15:54 09-12-2025
Hyundai’s V2X rollout: V2G in Europe, V2H in the US, pilots in Korea
Hyundai accelerates V2X with V2G and V2H: pilots in Korea, a launch in the Netherlands, and V2H in the US. EV9 and Ioniq 9 lead with bidirectional charging.
Hyundai Motor Group says it is accelerating the global rollout of V2X services—systems that let an electric car serve not only as transport but also as energy storage for a home and even a component of the power grid. In practice, this comes down to two modes: V2G (vehicle-to-grid), when the car can push electricity back into the network, and V2H (vehicle-to-home), when the battery keeps a house running as a backup source.
In Korea, the country’s first V2G pilot is planned for Jeju Island by the end of 2025. The project will involve the Kia EV9 and Hyundai Ioniq 9, aiming to support a region that can be hard to balance because of abundant renewable generation. Participants will be able to charge their EVs when rates are lower and feed power back to the grid during peak hours, helping stabilize the system and potentially trimming overall costs.
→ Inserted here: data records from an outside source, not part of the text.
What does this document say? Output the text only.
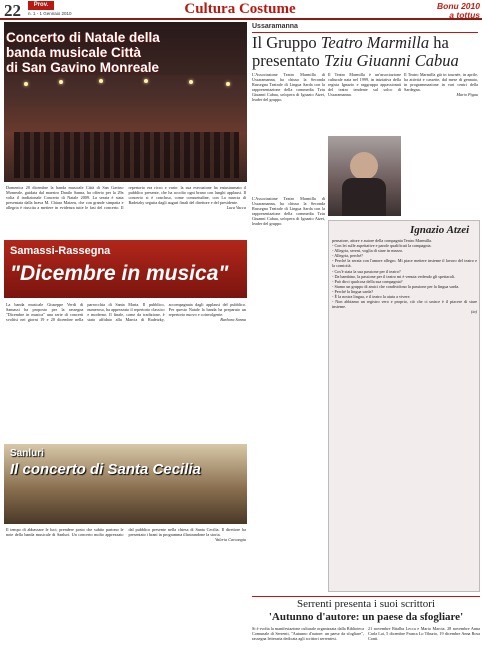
22	Prov.
n. 1 - 1 Gennaio 2010	Cultura Costume	Bonu 2010
a tottus
Concerto di Natale della
banda musicale Città
di San Gavino Monreale
Domenica 20 dicembre la banda musicale Città di San Gavino Monreale, guidata dal maestro Danilo Sanna, ha offerto per la 29a volta il tradizionale Concerto di Natale 2009. La serata è stata presentata dalla brava M. Chiara Matzeu, che con grande simpatia e allegria è riuscita a mettere in evidenza tutte le fasi del concerto. Il repertorio era ricco e vario: la sua esecuzione ha entusiasmato il pubblico presente, che ha accolto ogni brano con lunghi applausi. Il concerto si è concluso, come consuetudine, con La marcia di Radetzky seguita dagli auguri finali del direttore e del presidente.
Luca Vacca
Samassi-Rassegna
"Dicembre in musica"
La banda musicale Giuseppe Verdi di Samassi ha proposto per la rassegna "Dicembre in musica" una serie di concerti svoltisi nei giorni 19 e 20 dicembre nella parrocchia di Santa Maria. Il pubblico, numeroso, ha apprezzato il repertorio classico e moderno. Il finale, come da tradizione, è stato affidato alla Marcia di Radetzky, accompagnata dagli applausi del pubblico. Per questo Natale la banda ha preparato un repertorio nuovo e coinvolgente.
Barbara Sanna
Sanluri
Il concerto di Santa Cecilia
Il tempo di abbassare le luci, prendere posto che subito partono le note della banda musicale di Sanluri. Un concerto molto apprezzato dal pubblico presente nella chiesa di Santa Cecilia. Il direttore ha presentato i brani in programma illustrandone la storia.
Valeria Carcangiu
Ussaramanna
Il Gruppo Teatro Marmilla ha presentato Tziu Giuanni Cabua
L'Associazione Teatro Marmilla di Ussaramanna, ha chiuso la Seconda Rassegna Teatrale di Lingua Sarda con la rappresentazione della commedia Tziu Giuanni Cabua, un'opera di Ignazio Atzei, leader del gruppo.
Il Teatro Marmilla è un'associazione culturale nata nel 1999, in iniziativa della regista Ignazio e raggruppa appassionati del teatro tendente sul solco di Ussaramanna.
Il Teatro Marmilla già in tournée, in aprile, ha attività e cassette, dal mese di gennaio, in programmazione in vari centri della Sardegna.
Mario Pigau
Ignazio Atzei

pensatore, attore e autore della compagnia Teatro Marmilla.

- Con lei sulle aspettative e parole qualificati la compagnia.

- Allegria, sereni, voglia di stare in mezzo.

- Allegria, perché?

- Perché la serata con l'amore allegro. Mi piace mettere insieme il lavoro del teatro e la comicità.

- Cos'è stata la sua passione per il teatro?

- Da bambino, la passione per il teatro mi è venuta vedendo gli spettacoli.

- Può dirci qualcosa della sua compagnia?

- Siamo un gruppo di amici che condividono la passione per la lingua sarda.

- Perché la lingua sarda?

- È la nostra lingua, e il teatro la aiuta a vivere.

- Non abbiamo un registro vero e proprio, ciò che ci unisce è il piacere di stare insieme.

(ia)
L'Associazione Teatro Marmilla di Ussaramanna, ha chiuso la Seconda Rassegna Teatrale di Lingua Sarda con la rappresentazione della commedia Tziu Giuanni Cabua, un'opera di Ignazio Atzei, leader del gruppo.
Serrenti presenta i suoi scrittori
'Autunno d'autore: un paese da sfogliare'
Si è svolta la manifestazione culturale organizzata dalla Biblioteca Comunale di Serrenti, "Autunno d'autore: un paese da sfogliare", rassegna letteraria dedicata agli scrittori serrentesi.
21 novembre Ritalba Lecca e Mario Marcia; 28 novembre Anna Carla Lai, 5 dicembre Franca Lo Tiburio, 19 dicembre Anna Rosa Conti.
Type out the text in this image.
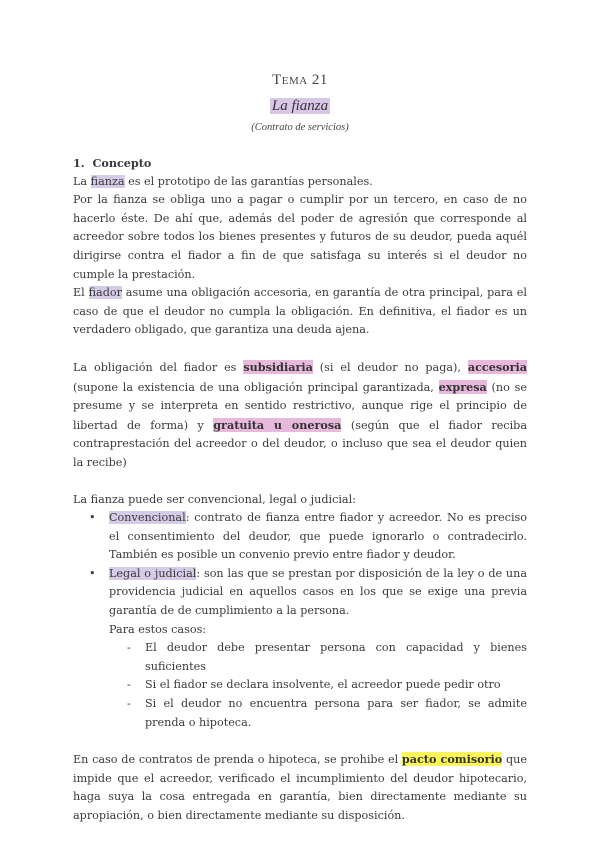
Tema 21
La fianza
(Contrato de servicios)

1.  Concepto

La fianza es el prototipo de las garantías personales.

Por la fianza se obliga uno a pagar o cumplir por un tercero, en caso de no hacerlo éste. De ahí que, además del poder de agresión que corresponde al acreedor sobre todos los bienes presentes y futuros de su deudor, pueda aquél dirigirse contra el fiador a fin de que satisfaga su interés si el deudor no cumple la prestación.

El fiador asume una obligación accesoria, en garantía de otra principal, para el caso de que el deudor no cumpla la obligación. En definitiva, el fiador es un verdadero obligado, que garantiza una deuda ajena.

La obligación del fiador es subsidiaria (si el deudor no paga), accesoria (supone la existencia de una obligación principal garantizada, expresa (no se presume y se interpreta en sentido restrictivo, aunque rige el principio de libertad de forma) y gratuita u onerosa (según que el fiador reciba contraprestación del acreedor o del deudor, o incluso que sea el deudor quien la recibe)

La fianza puede ser convencional, legal o judicial:

• Convencional: contrato de fianza entre fiador y acreedor. No es preciso el consentimiento del deudor, que puede ignorarlo o contradecirlo. También es posible un convenio previo entre fiador y deudor.
• Legal o judicial: son las que se prestan por disposición de la ley o de una providencia judicial en aquellos casos en los que se exige una previa garantía de de cumplimiento a la persona.
Para estos casos:
- El deudor debe presentar persona con capacidad y bienes suficientes
- Si el fiador se declara insolvente, el acreedor puede pedir otro
- Si el deudor no encuentra persona para ser fiador, se admite prenda o hipoteca.

En caso de contratos de prenda o hipoteca, se prohibe el pacto comisorio que impide que el acreedor, verificado el incumplimiento del deudor hipotecario, haga suya la cosa entregada en garantía, bien directamente mediante su apropiación, o bien directamente mediante su disposición.
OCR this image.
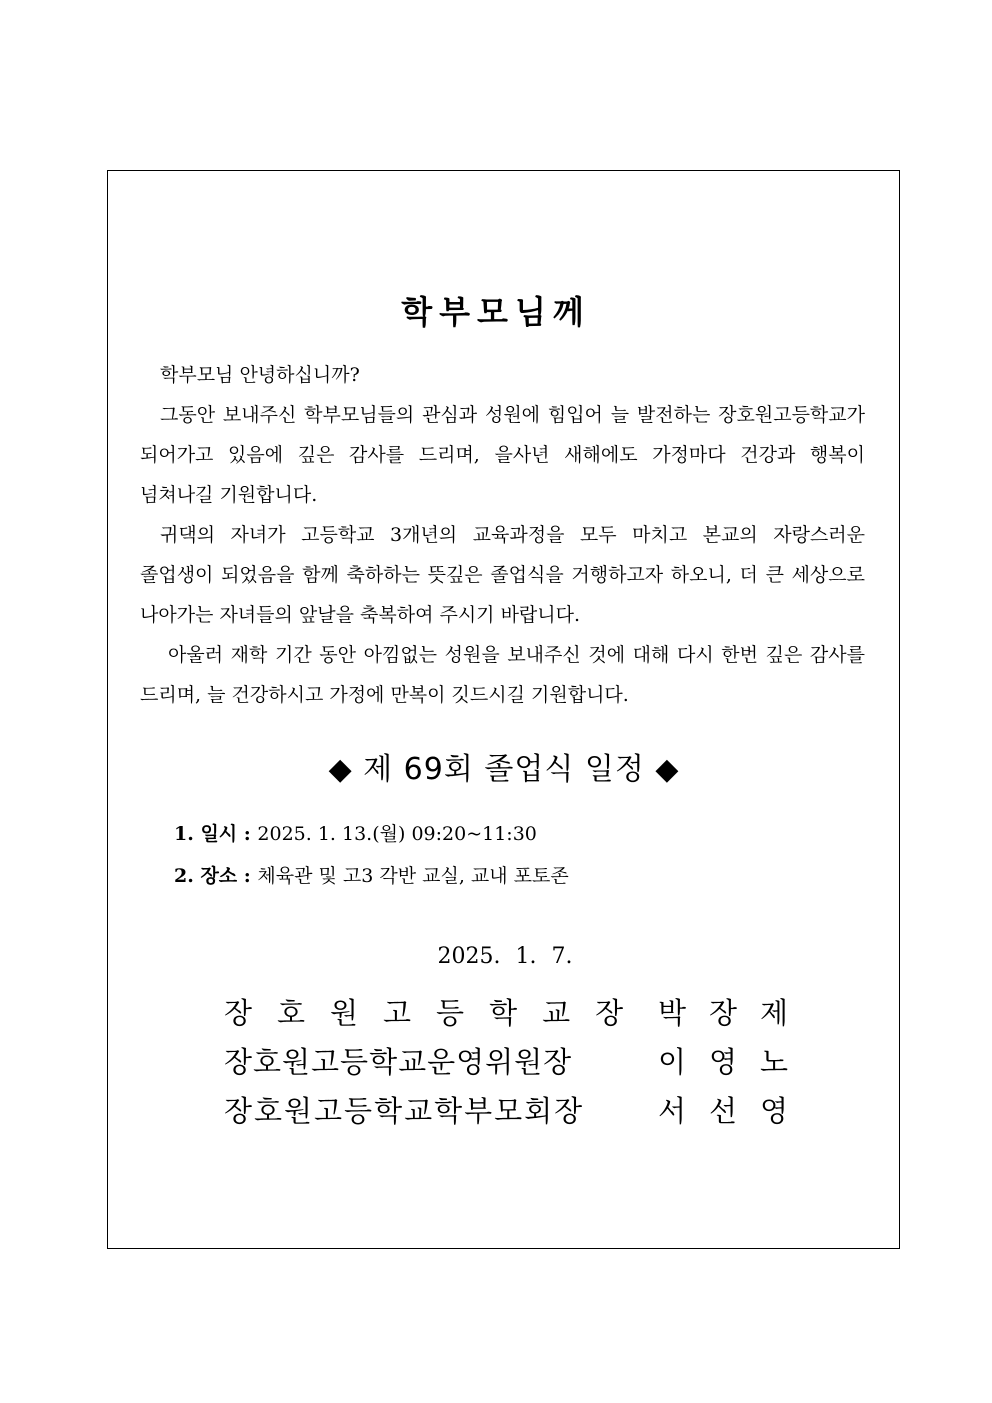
학부모님께
학부모님 안녕하십니까?
그동안 보내주신 학부모님들의 관심과 성원에 힘입어 늘 발전하는 장호원고등학교가 되어가고 있음에 깊은 감사를 드리며, 을사년 새해에도 가정마다 건강과 행복이 넘쳐나길 기원합니다.
귀댁의 자녀가 고등학교 3개년의 교육과정을 모두 마치고 본교의 자랑스러운 졸업생이 되었음을 함께 축하하는 뜻깊은 졸업식을 거행하고자 하오니, 더 큰 세상으로 나아가는 자녀들의 앞날을 축복하여 주시기 바랍니다.
아울러 재학 기간 동안 아낌없는 성원을 보내주신 것에 대해 다시 한번 깊은 감사를 드리며, 늘 건강하시고 가정에 만복이 깃드시길 기원합니다.
◆ 제 69회 졸업식 일정 ◆
1. 일시 : 2025. 1. 13.(월) 09:20~11:30
2. 장소 : 체육관 및 고3 각반 교실, 교내 포토존
2025. 1. 7.
장호원고등학교장 박장제
장호원고등학교운영위원장	이영노
장호원고등학교학부모회장	서선영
Jeju’s profile makes it a practical test bed for this kind of service.
In Europe, the emphasis is on the Netherlands: there, Hyundai intends to launch a commercial V2G service built on bidirectional charging. Customer sign-ups are planned by the end of 2025, with the service starting on the EV9 and Ioniq 9 and then expanding to other models and countries.
In the United States, Hyundai is preparing V2H—for outages, natural disasters, and the sting of peak pricing. Kia has already rolled out V2H for the EV9, and Hyundai will begin with the Ioniq 9 before widening the list of compatible models.
V2G and V2H might sound like a novelty, yet in practice they are among the few tools that can make owning an EV genuinely more cost-effective—especially where tariffs swing and the grid needs help with balancing. The approach shifts electric cars from pure mobility to active energy assets, and that’s where the value case becomes much clearer.